Contra aqueles que dizem que o orçamento do MEC já cresceu suficientemente nesses últimos anos – o que pode levar à suposição de que o problema não é a falta de recursos, mas sim de gestão –, Marcelino reforça que, entre 2006 e 2013, os gastos em educação acompanharam o crescimento do PIB e praticamente se estabilizaram a partir de 2010. Não houve, portanto, um incremento extraordinário de recursos na área.

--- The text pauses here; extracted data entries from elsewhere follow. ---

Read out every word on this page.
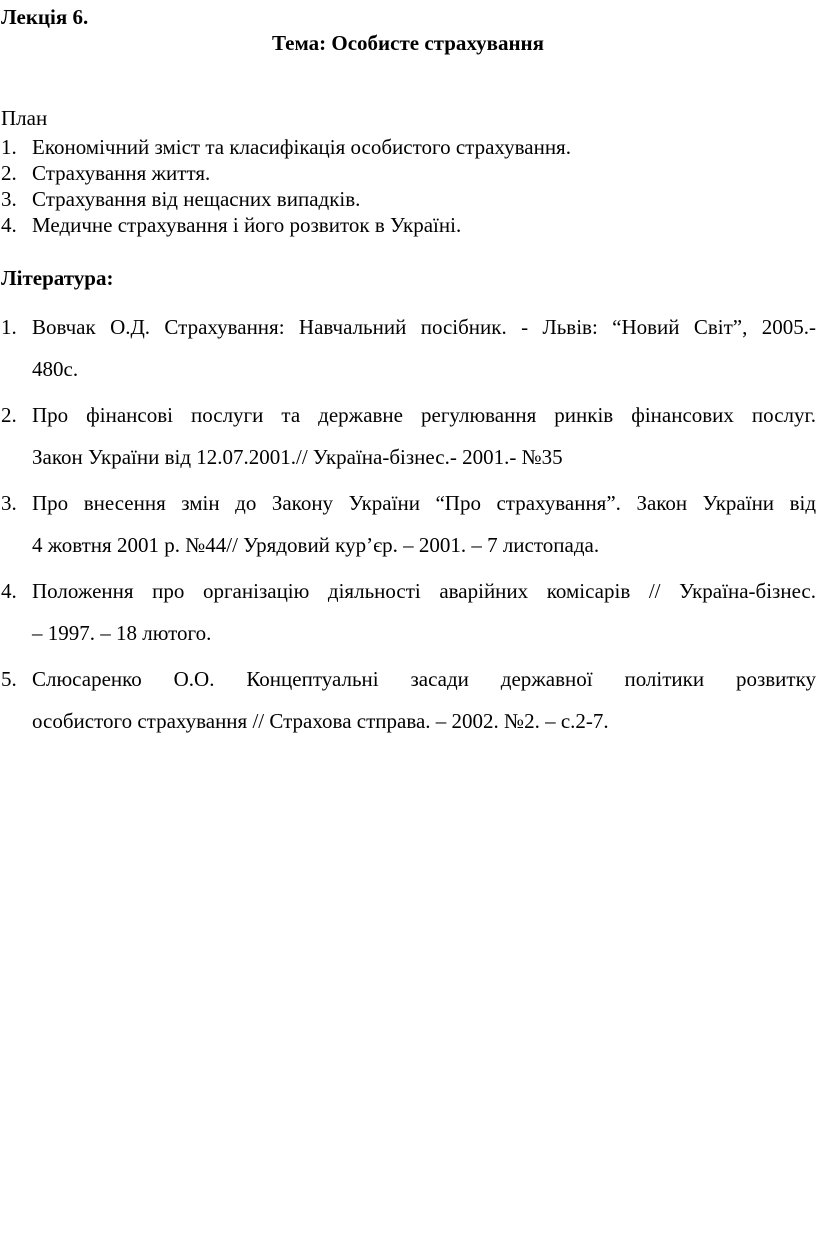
Лекція 6.
Тема: Особисте страхування
План
1. Економічний зміст та класифікація особистого страхування.
2. Страхування життя.
3. Страхування від нещасних випадків.
4. Медичне страхування і його розвиток в Україні.
Література:
1. Вовчак О.Д. Страхування: Навчальний посібник. - Львів: “Новий Світ”, 2005.-
480с.
2. Про фінансові послуги та державне регулювання ринків фінансових послуг.
Закон України від 12.07.2001.// Україна-бізнес.- 2001.- №35
3. Про внесення змін до Закону України “Про страхування”. Закон України від
4 жовтня 2001 р. №44// Урядовий кур’єр. – 2001. – 7 листопада.
4. Положення про організацію діяльності аварійних комісарів // Україна-бізнес.
– 1997. – 18 лютого.
5. Слюсаренко О.О. Концептуальні засади державної політики розвитку
особистого страхування // Страхова стправа. – 2002. №2. – с.2-7.
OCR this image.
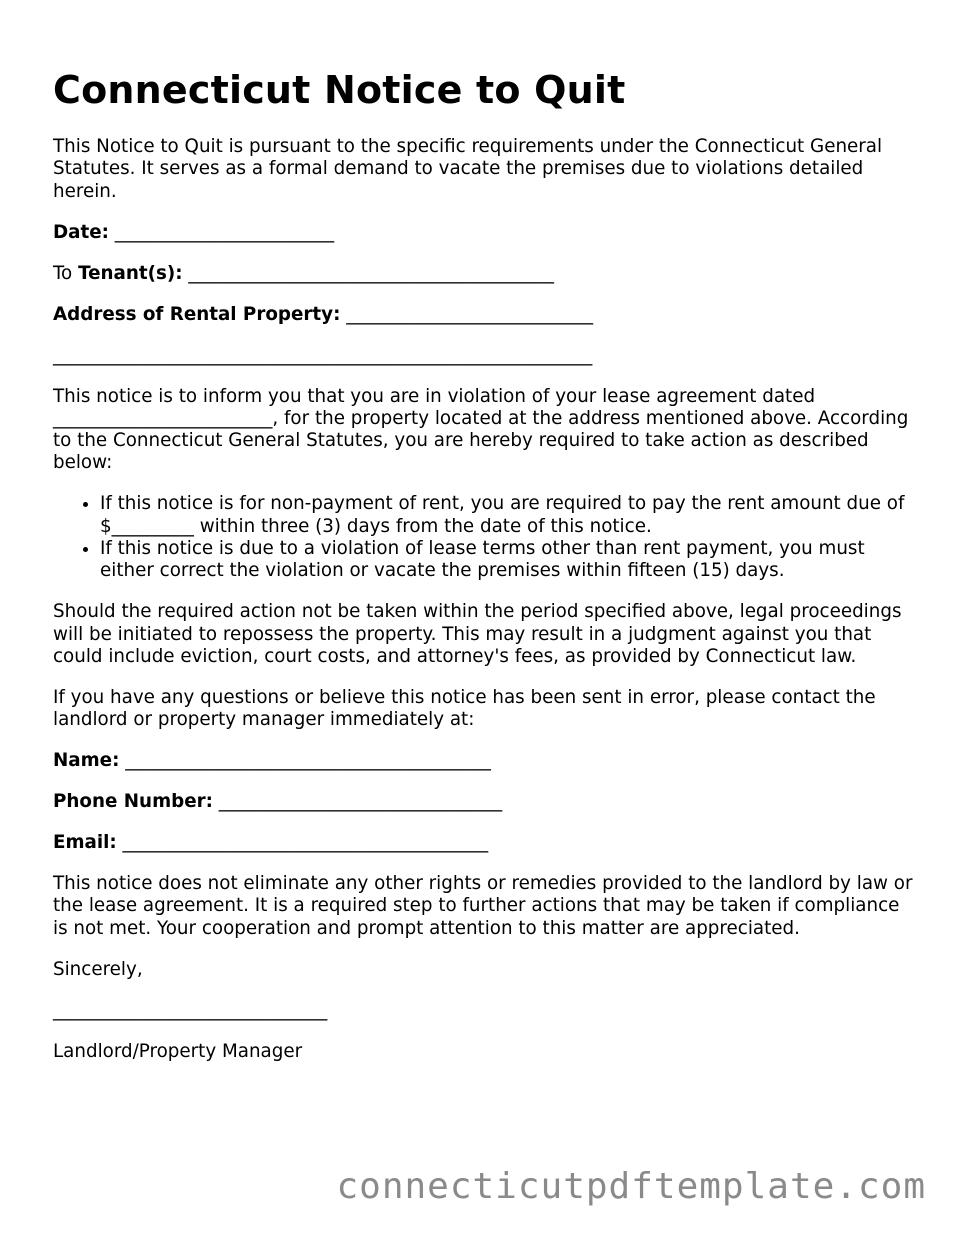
Connecticut Notice to Quit

This Notice to Quit is pursuant to the specific requirements under the Connecticut General Statutes. It serves as a formal demand to vacate the premises due to violations detailed herein.

Date: ________________________

To Tenant(s): ________________________________________

Address of Rental Property: ___________________________

___________________________________________________________

This notice is to inform you that you are in violation of your lease agreement dated ________________________, for the property located at the address mentioned above. According to the Connecticut General Statutes, you are hereby required to take action as described below:

• If this notice is for non-payment of rent, you are required to pay the rent amount due of $_________ within three (3) days from the date of this notice.
• If this notice is due to a violation of lease terms other than rent payment, you must either correct the violation or vacate the premises within fifteen (15) days.

Should the required action not be taken within the period specified above, legal proceedings will be initiated to repossess the property. This may result in a judgment against you that could include eviction, court costs, and attorney's fees, as provided by Connecticut law.

If you have any questions or believe this notice has been sent in error, please contact the landlord or property manager immediately at:

Name: ________________________________________

Phone Number: _______________________________

Email: ________________________________________

This notice does not eliminate any other rights or remedies provided to the landlord by law or the lease agreement. It is a required step to further actions that may be taken if compliance is not met. Your cooperation and prompt attention to this matter are appreciated.

Sincerely,

______________________________

Landlord/Property Manager

connecticutpdftemplate.com
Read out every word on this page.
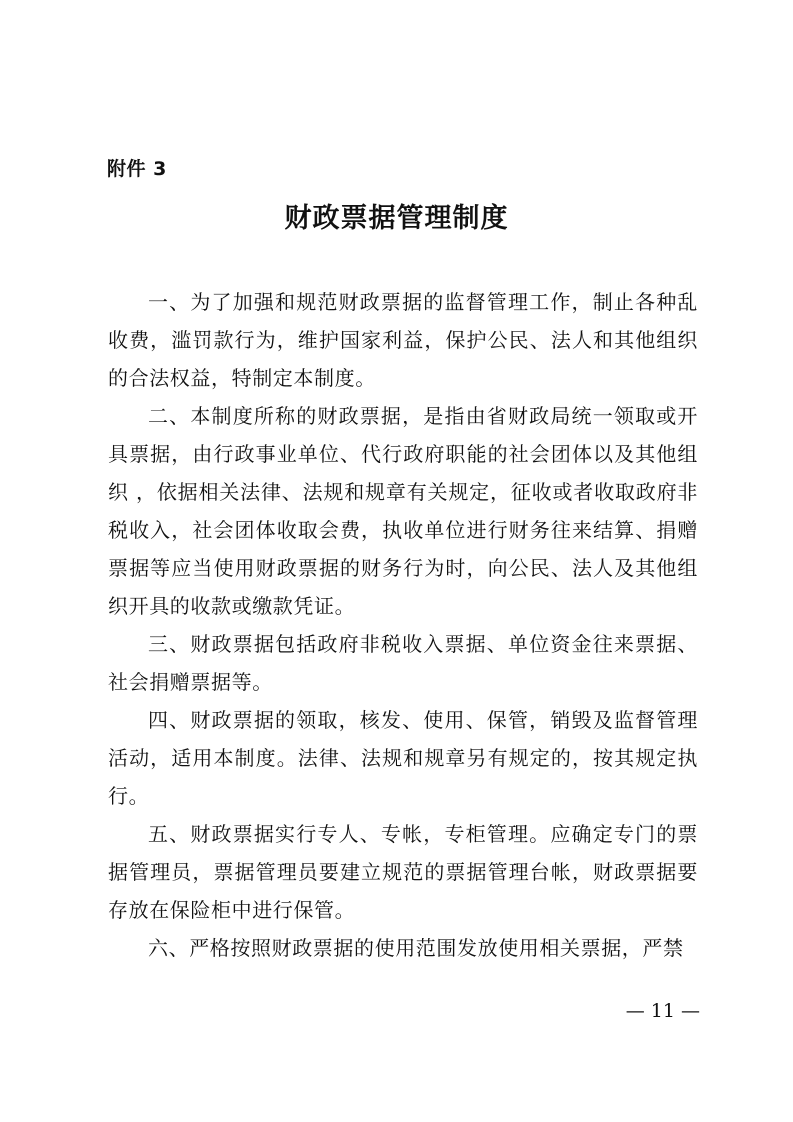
附件 3
财政票据管理制度

一、为了加强和规范财政票据的监督管理工作，制止各种乱收费，滥罚款行为，维护国家利益，保护公民、法人和其他组织的合法权益，特制定本制度。

二、本制度所称的财政票据，是指由省财政局统一领取或开具票据，由行政事业单位、代行政府职能的社会团体以及其他组织 ，依据相关法律、法规和规章有关规定，征收或者收取政府非税收入，社会团体收取会费，执收单位进行财务往来结算、捐赠票据等应当使用财政票据的财务行为时，向公民、法人及其他组织开具的收款或缴款凭证。

三、财政票据包括政府非税收入票据、单位资金往来票据、社会捐赠票据等。

四、财政票据的领取，核发、使用、保管，销毁及监督管理活动，适用本制度。法律、法规和规章另有规定的，按其规定执行。

五、财政票据实行专人、专帐，专柜管理。应确定专门的票据管理员，票据管理员要建立规范的票据管理台帐，财政票据要存放在保险柜中进行保管。

六、严格按照财政票据的使用范围发放使用相关票据，严禁

— 11 —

Mais do que congelar, o estabelecimento do teto pode reduzir a injeção de recursos em educação, conforme simulações feitas pela Consultoria de Orçamento e Fiscalização Financeira (Coff), da Câmara dos Deputados. Caso a regra tivesse sido aplicada em 2010, com vigência a partir de 2011, o governo federal teria deixado de gastar R$ 73,6 bilhões em manutenção e desenvolvimento do ensino. Em valores corrigidos, seriam mais de R$ 89 bilhões que a educação deixaria de receber (veja mais no quadro da pág. 19).

“Para construir mais escolas e contratar professores, é preciso dinheiro. Não existe milagre”, reforça Daniel Cara. Portanto, a perspectiva de que o governo deixará de investir na educação como vinha fazendo representa para o cientista político um retrocesso. “A área da educação encontrava-se em um processo de expansão insuficiente, mas verificável. Além disso, as ideias gerais que norteavam as políticas públicas eram boas, embora as políticas carecessem de uma gestão eficiente. Esse processo foi interrompido. A qualidade de toda a educação básica deve piorar”, analisa Cara. Em sua opinião, essas mudanças não afetarão a demanda por educação superior. Mas a qualificação dos estudantes deve sim ser abalada, gerando uma reação em cadeia da educação básica para o ensino superior. A situação pede atenção.